Under the effective interest method, amortization of discount/premium and/or transaction cost on a financial asset/liability equals the difference between interest income/expense on the asset/liability at the effective interest rate and interest receipts/payments at the stated interest rate.

In case of a financial asset, the effective interest rate is the rate at which the gross carrying amount plus the initial transaction costs equal the future cash inflows.

Gross carrying amount of financial asset = Face value ± Premium/Discount + Transaction costs

In case of a financial liability, the effective interest rate is the rate at which the future cash outflows equal the bond face value plus/minus premium/discount minus transaction costs.

Amortized cost of financial liability = Face value ± Premium/Discount - Transaction costs

In other words, the effective interest rate is the internal rate of return of the financial asset or liability.

The effective interest method is applied as follows:

• Fair value of the asset/liability and associated transaction costs are determined.
• Effective interest rate is determined.
• The periodic effective interest rate is applied to the opening carrying amount of asset/liability to determine the interest income/expense for the period.
• The stated interest rate is applied to the face value of the asset/liability to determine interest receipt/payment.
• The amortization of discount/premium and transaction cost are determined as the difference between interest income/expense and interest receipt/payment.
• Period-end carrying amount of a financial asset/liability is determined by adding/subtracting discount/premium amortized during a period to opening carrying amount.

## Example

Company K issued 5-year 8%-annual coupon bonds with a face value of \$100,000 for \$92,420. The effective interest rate can be determined as the rate at which the bond’s future cash flows, i.e. the 5 coupon payments of \$8,000 in each year, and the final maturity value of \$100,000 equal the initial amount of \$92,420. This works out to 10% per annum.

Under the effective interest method, the first year interest expense is \$9,242, determined as the product of the effective interest rate of 10% and the opening carrying amount of the bond of \$92,420. Interest paid or payable equals \$8,000, determined as the product of the stated interest rate of 8% and the face value of \$100,000. The amortization of bond discount for the first year is simply the difference between these two figures and it equals \$1,242.

Company K would record the amortization and interest expense using the following journal entry:

 Interest expense 9,242 Interest payable 8,000 Bond discount 1,242

At the end of Year 1, the carrying amount would be \$93,662 (\$92,420 plus the amortized bond discount of \$1,242). Hence, in Year 2, interest expense would be \$9,366 (\$93,662 multiplied by 10%). As the stated interest rate of 8% is the same for each year, interest paid in Year 2 is \$8,000. Bond amortization in Year 2 is \$1,366 (\$9,366 minus \$8,000).

The company would post the following journal entry:

 Interest expense 9,336 Interest payable 8,000 Bond discount 1,336

Even though in this example we discuss only amortization of bond discount under effective interest method, the accounting treatment for bond premium is similar but exactly opposite.
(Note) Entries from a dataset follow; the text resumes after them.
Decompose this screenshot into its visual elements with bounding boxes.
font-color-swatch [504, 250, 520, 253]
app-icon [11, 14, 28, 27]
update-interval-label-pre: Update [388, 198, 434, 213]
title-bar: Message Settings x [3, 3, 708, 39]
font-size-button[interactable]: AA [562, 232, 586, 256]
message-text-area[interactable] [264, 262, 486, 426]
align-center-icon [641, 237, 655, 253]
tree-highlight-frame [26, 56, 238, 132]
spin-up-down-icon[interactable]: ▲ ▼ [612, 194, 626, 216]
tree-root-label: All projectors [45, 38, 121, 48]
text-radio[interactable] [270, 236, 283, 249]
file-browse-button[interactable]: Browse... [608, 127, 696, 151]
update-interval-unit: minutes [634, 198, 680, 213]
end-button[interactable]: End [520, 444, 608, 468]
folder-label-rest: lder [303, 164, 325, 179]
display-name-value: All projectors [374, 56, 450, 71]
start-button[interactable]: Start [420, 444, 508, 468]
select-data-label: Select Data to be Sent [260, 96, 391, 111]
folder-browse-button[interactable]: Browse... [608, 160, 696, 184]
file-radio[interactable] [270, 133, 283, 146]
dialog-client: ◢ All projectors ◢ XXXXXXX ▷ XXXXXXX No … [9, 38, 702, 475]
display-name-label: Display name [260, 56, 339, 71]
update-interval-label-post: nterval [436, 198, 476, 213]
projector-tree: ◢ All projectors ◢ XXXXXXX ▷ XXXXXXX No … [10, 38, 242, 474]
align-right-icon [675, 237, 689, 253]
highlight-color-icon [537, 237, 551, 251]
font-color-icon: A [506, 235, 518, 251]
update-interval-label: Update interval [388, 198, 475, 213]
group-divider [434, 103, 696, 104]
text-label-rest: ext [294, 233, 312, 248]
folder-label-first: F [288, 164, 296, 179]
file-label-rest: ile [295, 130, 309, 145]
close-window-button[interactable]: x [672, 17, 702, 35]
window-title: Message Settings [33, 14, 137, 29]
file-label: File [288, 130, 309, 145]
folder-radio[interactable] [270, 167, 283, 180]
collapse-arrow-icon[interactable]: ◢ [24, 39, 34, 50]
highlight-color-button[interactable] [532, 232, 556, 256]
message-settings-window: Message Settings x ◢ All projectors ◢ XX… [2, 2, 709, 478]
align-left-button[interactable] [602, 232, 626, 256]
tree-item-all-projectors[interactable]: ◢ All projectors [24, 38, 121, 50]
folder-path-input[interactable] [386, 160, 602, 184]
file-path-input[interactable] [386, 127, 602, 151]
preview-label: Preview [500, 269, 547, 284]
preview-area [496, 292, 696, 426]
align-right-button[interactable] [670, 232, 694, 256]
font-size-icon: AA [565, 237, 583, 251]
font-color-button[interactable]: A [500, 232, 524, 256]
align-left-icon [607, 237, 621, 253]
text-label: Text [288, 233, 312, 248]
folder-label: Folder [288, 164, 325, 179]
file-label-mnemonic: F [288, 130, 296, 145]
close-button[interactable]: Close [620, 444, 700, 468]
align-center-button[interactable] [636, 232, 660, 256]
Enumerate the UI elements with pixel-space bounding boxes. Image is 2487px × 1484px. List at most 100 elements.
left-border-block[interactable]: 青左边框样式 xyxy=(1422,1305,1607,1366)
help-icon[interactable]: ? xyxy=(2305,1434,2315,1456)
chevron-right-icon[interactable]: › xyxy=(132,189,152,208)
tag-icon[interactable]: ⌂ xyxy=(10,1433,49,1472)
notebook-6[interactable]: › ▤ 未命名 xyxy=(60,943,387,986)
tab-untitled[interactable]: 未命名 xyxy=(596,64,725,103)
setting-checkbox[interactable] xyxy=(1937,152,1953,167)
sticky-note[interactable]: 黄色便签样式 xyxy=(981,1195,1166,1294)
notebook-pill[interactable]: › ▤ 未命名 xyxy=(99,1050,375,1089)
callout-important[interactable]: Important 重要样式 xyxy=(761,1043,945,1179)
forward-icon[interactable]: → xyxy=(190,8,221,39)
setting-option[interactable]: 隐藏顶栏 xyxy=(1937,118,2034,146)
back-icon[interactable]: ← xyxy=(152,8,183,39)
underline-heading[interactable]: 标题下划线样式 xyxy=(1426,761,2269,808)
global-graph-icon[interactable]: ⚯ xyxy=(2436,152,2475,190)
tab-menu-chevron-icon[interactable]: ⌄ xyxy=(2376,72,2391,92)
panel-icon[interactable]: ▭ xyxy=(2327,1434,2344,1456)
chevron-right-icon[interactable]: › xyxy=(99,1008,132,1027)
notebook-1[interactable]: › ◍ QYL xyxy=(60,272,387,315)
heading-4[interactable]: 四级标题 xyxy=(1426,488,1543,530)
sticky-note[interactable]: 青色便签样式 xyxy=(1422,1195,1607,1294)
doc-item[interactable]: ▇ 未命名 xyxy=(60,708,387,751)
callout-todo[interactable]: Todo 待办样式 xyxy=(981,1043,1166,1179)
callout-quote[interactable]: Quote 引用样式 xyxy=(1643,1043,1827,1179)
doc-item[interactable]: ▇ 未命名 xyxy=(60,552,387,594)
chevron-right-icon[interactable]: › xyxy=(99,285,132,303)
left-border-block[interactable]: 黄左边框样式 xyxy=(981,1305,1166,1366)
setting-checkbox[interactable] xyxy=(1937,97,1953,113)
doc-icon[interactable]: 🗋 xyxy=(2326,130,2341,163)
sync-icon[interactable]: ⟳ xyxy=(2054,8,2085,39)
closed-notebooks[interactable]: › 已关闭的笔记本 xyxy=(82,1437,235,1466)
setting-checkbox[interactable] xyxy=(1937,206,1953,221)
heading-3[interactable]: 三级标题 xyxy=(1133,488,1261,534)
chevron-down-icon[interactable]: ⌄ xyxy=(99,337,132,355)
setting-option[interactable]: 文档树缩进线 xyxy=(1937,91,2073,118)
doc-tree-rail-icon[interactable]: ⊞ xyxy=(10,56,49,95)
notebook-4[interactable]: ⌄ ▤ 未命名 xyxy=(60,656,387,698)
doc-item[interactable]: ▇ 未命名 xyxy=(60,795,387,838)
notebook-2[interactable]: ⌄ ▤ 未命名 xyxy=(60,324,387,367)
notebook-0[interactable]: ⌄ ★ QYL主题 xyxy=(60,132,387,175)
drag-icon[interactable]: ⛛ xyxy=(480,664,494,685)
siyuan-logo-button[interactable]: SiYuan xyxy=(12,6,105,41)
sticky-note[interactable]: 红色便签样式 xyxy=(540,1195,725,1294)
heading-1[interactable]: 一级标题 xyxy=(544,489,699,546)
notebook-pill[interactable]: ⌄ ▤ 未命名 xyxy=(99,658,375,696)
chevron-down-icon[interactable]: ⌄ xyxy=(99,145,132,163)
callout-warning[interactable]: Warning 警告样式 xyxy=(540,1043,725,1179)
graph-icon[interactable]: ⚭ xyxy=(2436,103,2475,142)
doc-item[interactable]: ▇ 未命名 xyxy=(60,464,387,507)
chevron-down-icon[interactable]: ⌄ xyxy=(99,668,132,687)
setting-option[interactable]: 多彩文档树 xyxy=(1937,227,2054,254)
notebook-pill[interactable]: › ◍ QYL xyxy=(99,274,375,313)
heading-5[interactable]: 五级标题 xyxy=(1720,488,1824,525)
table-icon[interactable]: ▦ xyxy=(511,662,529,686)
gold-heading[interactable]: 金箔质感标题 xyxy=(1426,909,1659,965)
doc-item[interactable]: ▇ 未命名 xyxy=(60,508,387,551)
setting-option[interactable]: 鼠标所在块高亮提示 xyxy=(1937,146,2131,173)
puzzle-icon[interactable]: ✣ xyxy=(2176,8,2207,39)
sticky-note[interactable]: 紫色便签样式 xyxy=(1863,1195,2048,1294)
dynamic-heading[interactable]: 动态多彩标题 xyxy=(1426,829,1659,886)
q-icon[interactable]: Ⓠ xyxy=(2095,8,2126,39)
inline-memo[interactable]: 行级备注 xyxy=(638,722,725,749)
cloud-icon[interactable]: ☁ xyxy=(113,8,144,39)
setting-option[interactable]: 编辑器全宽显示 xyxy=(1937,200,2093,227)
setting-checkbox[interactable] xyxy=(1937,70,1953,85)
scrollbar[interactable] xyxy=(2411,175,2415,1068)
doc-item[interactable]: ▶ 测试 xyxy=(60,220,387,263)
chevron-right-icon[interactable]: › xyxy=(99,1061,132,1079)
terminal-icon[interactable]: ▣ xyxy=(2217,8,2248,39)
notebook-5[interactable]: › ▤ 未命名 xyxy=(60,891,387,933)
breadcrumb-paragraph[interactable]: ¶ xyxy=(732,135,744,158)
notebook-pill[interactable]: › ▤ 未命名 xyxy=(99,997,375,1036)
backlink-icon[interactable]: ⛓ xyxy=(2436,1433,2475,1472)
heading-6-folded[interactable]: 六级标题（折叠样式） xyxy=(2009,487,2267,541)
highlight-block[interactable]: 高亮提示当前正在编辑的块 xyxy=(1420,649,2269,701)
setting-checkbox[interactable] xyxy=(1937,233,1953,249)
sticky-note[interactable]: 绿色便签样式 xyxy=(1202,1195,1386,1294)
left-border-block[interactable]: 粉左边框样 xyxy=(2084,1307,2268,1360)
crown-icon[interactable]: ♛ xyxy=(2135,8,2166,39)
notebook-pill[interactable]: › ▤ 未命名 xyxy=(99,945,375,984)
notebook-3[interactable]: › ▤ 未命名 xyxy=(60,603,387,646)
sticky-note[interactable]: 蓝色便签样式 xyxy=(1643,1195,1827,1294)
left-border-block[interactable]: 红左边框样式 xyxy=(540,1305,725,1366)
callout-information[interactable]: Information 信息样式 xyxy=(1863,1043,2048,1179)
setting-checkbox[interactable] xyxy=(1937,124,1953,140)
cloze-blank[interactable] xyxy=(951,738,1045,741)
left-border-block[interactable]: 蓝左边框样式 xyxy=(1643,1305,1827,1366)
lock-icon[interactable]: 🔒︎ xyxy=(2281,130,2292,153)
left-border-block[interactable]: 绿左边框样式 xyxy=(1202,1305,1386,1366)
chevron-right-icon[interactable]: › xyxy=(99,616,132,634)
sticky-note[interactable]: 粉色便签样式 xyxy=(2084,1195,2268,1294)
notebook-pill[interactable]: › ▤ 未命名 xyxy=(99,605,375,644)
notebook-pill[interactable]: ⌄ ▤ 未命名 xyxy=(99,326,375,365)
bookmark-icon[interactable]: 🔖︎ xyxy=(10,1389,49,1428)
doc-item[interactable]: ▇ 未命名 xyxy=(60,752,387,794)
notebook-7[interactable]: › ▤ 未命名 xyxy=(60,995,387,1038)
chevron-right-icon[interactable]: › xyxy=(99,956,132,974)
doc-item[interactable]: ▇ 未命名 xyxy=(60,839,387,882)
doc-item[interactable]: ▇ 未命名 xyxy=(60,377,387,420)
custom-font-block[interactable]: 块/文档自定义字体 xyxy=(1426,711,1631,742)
We can create a bond amortization schedule to see expected bond amortized cost in future periods. You can see that under the effective interest method, the amount of bond discount amortized increases over the life of the bond. This is in contrast with the straight-line amortization in which amortization is allocated equally to all periods.

Accounting standards mostly allow only the effective interest method for amortization of discount/premium and transaction costs.